As PAP reports, Tusk said he had done everything in his power to make the EU independent of Russian gas supplies, including establishing an energy union, however, many member states were not interested in creating joint resistance to the construction of Nord Stream 2.
According to the former European Council president, the Netherlands, Austria, Hungary and the Czech Republic, among others, did not mind the project.
On the other hand, the U.S. openly expressed its resistance to the project, stating that it will increase Russia’s influence and leverage over Europe and that bypassing Ukraine will deprive it of lucrative transit fees.
As reported in February, U.S. oilfield services provider Baker Hughes, AXA Group, and 16 other companies abandoned work on the project.

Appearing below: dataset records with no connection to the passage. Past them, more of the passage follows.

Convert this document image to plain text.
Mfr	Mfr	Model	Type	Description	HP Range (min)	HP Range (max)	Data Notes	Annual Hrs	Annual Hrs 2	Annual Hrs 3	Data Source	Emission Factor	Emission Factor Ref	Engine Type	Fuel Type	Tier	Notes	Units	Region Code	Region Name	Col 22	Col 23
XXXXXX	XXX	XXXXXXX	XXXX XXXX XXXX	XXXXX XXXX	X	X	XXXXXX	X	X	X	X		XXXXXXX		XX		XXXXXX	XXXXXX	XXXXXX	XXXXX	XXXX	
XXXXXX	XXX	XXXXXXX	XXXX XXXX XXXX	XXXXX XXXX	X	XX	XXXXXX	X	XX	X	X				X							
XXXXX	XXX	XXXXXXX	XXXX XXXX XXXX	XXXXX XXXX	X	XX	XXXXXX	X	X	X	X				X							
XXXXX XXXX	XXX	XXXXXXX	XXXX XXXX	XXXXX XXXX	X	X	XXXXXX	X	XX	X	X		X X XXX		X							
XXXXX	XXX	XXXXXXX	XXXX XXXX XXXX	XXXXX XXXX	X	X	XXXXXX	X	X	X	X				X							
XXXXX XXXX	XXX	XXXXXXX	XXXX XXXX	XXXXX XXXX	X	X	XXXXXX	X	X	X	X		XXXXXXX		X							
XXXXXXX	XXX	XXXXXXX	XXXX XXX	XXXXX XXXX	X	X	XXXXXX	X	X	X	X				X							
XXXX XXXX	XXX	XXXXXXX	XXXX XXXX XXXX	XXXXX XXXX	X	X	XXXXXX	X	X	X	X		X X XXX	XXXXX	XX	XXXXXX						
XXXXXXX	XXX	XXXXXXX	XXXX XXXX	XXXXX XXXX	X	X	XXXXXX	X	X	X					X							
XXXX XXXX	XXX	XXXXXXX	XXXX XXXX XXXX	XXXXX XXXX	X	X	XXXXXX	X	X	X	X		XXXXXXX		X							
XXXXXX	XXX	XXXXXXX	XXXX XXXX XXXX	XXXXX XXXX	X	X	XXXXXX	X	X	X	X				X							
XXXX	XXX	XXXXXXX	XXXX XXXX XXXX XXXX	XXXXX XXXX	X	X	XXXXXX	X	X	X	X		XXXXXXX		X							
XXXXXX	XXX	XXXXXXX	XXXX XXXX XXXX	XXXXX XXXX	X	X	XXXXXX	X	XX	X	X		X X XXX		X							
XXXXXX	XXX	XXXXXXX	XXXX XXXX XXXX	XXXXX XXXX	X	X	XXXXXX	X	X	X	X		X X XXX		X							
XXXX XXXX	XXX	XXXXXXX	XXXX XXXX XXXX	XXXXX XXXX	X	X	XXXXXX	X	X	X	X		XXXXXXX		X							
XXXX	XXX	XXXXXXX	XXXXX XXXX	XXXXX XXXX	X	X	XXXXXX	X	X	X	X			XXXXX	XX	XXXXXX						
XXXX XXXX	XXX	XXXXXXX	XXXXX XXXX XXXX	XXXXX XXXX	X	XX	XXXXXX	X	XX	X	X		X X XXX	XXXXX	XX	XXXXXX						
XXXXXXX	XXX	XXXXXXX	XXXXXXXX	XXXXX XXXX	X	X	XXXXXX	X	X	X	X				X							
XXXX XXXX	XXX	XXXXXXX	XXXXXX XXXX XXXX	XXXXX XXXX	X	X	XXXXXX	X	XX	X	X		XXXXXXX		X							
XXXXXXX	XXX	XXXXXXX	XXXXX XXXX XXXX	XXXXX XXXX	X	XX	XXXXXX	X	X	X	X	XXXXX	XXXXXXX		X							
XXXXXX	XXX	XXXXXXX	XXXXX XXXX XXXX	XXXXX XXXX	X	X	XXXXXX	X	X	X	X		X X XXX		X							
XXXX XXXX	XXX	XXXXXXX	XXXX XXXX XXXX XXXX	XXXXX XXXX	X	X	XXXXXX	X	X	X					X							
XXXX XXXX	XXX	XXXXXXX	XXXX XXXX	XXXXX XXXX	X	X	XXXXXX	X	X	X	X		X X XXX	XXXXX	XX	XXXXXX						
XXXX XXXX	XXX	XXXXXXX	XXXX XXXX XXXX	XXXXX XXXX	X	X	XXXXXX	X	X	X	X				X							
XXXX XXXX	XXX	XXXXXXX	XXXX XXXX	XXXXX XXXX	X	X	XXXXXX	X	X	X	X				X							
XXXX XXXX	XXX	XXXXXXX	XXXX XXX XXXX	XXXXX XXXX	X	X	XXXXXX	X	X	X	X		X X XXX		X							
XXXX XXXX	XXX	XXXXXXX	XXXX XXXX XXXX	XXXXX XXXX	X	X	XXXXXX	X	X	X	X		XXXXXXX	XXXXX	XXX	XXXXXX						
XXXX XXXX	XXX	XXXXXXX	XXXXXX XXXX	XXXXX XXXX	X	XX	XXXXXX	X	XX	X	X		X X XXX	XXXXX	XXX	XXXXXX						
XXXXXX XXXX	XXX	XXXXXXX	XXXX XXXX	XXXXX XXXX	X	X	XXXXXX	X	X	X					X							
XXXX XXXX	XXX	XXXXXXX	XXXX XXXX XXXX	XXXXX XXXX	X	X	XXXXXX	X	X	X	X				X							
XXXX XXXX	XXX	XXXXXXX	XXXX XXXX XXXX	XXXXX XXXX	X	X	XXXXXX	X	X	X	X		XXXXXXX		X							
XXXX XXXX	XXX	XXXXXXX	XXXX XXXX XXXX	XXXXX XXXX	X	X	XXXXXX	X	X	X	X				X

The U.S. State Department shortly after reiterated its warning that any entity involved in the offshore pipeline project risks U.S. sanctions and should immediately abandon its work.

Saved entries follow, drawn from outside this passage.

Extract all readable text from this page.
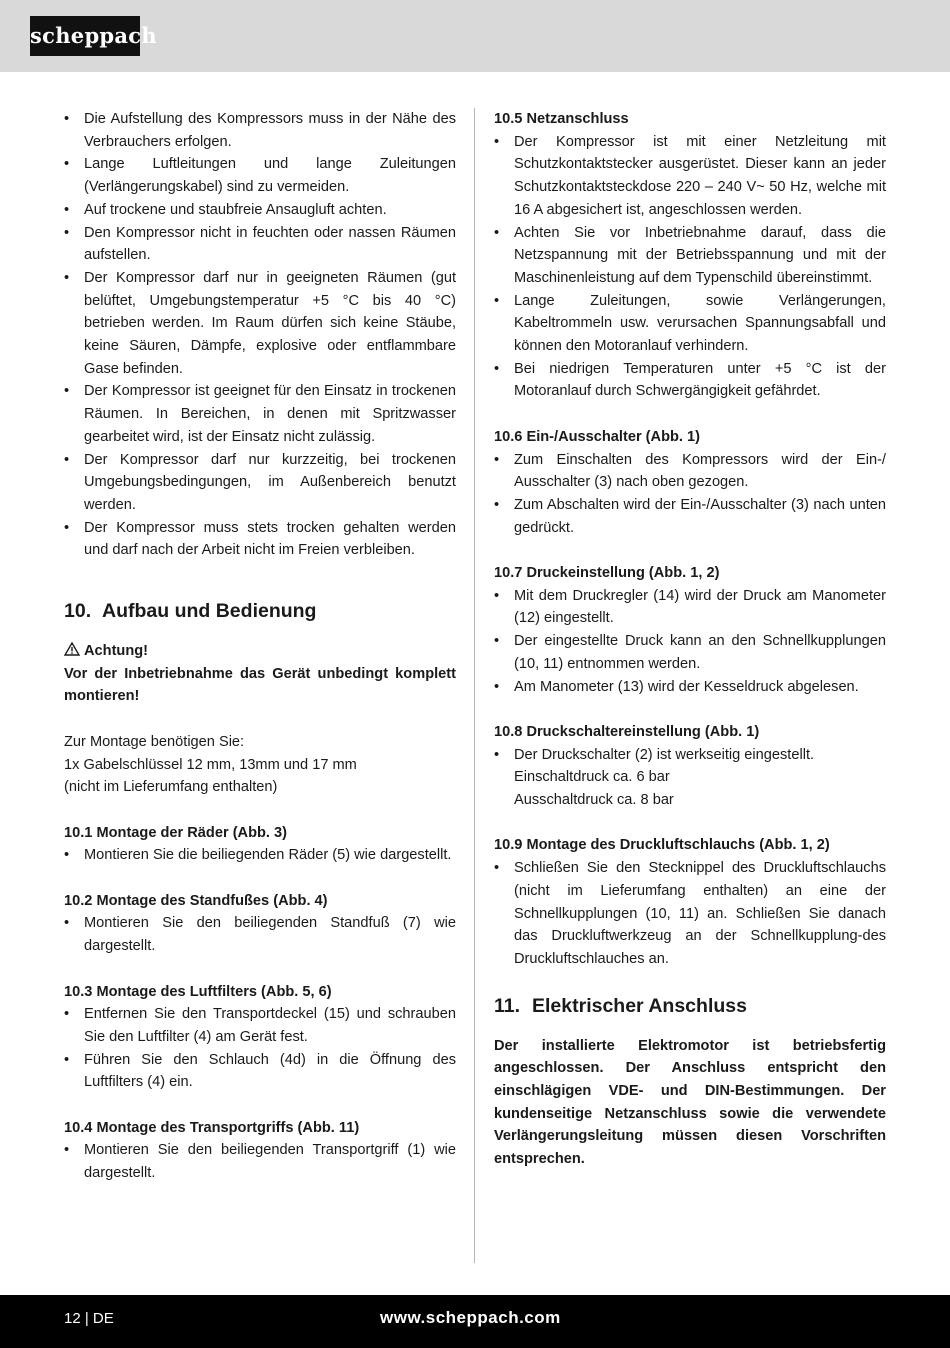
scheppach
• Die Aufstellung des Kompressors muss in der Nähe des Verbrauchers erfolgen.
• Lange Luftleitungen und lange Zuleitungen (Verlängerungskabel) sind zu vermeiden.
• Auf trockene und staubfreie Ansaugluft achten.
• Den Kompressor nicht in feuchten oder nassen Räumen aufstellen.
• Der Kompressor darf nur in geeigneten Räumen (gut belüftet, Umgebungstemperatur +5 °C bis 40 °C) betrieben werden. Im Raum dürfen sich keine Stäube, keine Säuren, Dämpfe, explosive oder entflammbare Gase befinden.
• Der Kompressor ist geeignet für den Einsatz in trockenen Räumen. In Bereichen, in denen mit Spritzwasser gearbeitet wird, ist der Einsatz nicht zulässig.
• Der Kompressor darf nur kurzzeitig, bei trockenen Umgebungsbedingungen, im Außenbereich benutzt werden.
• Der Kompressor muss stets trocken gehalten werden und darf nach der Arbeit nicht im Freien verbleiben.
10. Aufbau und Bedienung
Achtung!
Vor der Inbetriebnahme das Gerät unbedingt komplett montieren!
Zur Montage benötigen Sie:
1x Gabelschlüssel 12 mm, 13mm und 17 mm
(nicht im Lieferumfang enthalten)
10.1 Montage der Räder (Abb. 3)
• Montieren Sie die beiliegenden Räder (5) wie dargestellt.
10.2 Montage des Standfußes (Abb. 4)
• Montieren Sie den beiliegenden Standfuß (7) wie dargestellt.
10.3 Montage des Luftfilters (Abb. 5, 6)
• Entfernen Sie den Transportdeckel (15) und schrauben Sie den Luftfilter (4) am Gerät fest.
• Führen Sie den Schlauch (4d) in die Öffnung des Luftfilters (4) ein.
10.4 Montage des Transportgriffs (Abb. 11)
• Montieren Sie den beiliegenden Transportgriff (1) wie dargestellt.
10.5 Netzanschluss
• Der Kompressor ist mit einer Netzleitung mit Schutzkontaktstecker ausgerüstet. Dieser kann an jeder Schutzkontaktsteckdose 220 – 240 V~ 50 Hz, welche mit 16 A abgesichert ist, angeschlossen werden.
• Achten Sie vor Inbetriebnahme darauf, dass die Netzspannung mit der Betriebsspannung und mit der Maschinenleistung auf dem Typenschild übereinstimmt.
• Lange Zuleitungen, sowie Verlängerungen, Kabeltrommeln usw. verursachen Spannungsabfall und können den Motoranlauf verhindern.
• Bei niedrigen Temperaturen unter +5 °C ist der Motoranlauf durch Schwergängigkeit gefährdet.
10.6 Ein-/Ausschalter (Abb. 1)
• Zum Einschalten des Kompressors wird der Ein-/ Ausschalter (3) nach oben gezogen.
• Zum Abschalten wird der Ein-/Ausschalter (3) nach unten gedrückt.
10.7 Druckeinstellung (Abb. 1, 2)
• Mit dem Druckregler (14) wird der Druck am Manometer (12) eingestellt.
• Der eingestellte Druck kann an den Schnellkupplungen (10, 11) entnommen werden.
• Am Manometer (13) wird der Kesseldruck abgelesen.
10.8 Druckschaltereinstellung (Abb. 1)
• Der Druckschalter (2) ist werkseitig eingestellt.
Einschaltdruck ca. 6 bar
Ausschaltdruck ca. 8 bar
10.9 Montage des Druckluftschlauchs (Abb. 1, 2)
• Schließen Sie den Stecknippel des Druckluftschlauchs (nicht im Lieferumfang enthalten) an eine der Schnellkupplungen (10, 11) an. Schließen Sie danach das Druckluftwerkzeug an der Schnellkupplung-des Druckluftschlauches an.
11. Elektrischer Anschluss
Der installierte Elektromotor ist betriebsfertig angeschlossen. Der Anschluss entspricht den einschlägigen VDE- und DIN-Bestimmungen. Der kundenseitige Netzanschluss sowie die verwendete Verlängerungsleitung müssen diesen Vorschriften entsprechen.
12 | DE	www.scheppach.com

Nord Stream 2 runs from Russia to Germany, through the Baltic Sea, bypassing Poland, Belarus, Ukraine and the Baltic states.
The $11 billion-worth gas pipeline is designed as two parallel 48-inch lines, roughly 1,200 kilometers long, each starting southwest of St. Petersburg and ending at the German coast at Greifswald.
Russian gas company Gazprom announced in mid-September that the construction of the project had been fully completed. The project will have the capacity to transport 55 billion cubic meters of Russian gas a year to the EU for at least 50 years.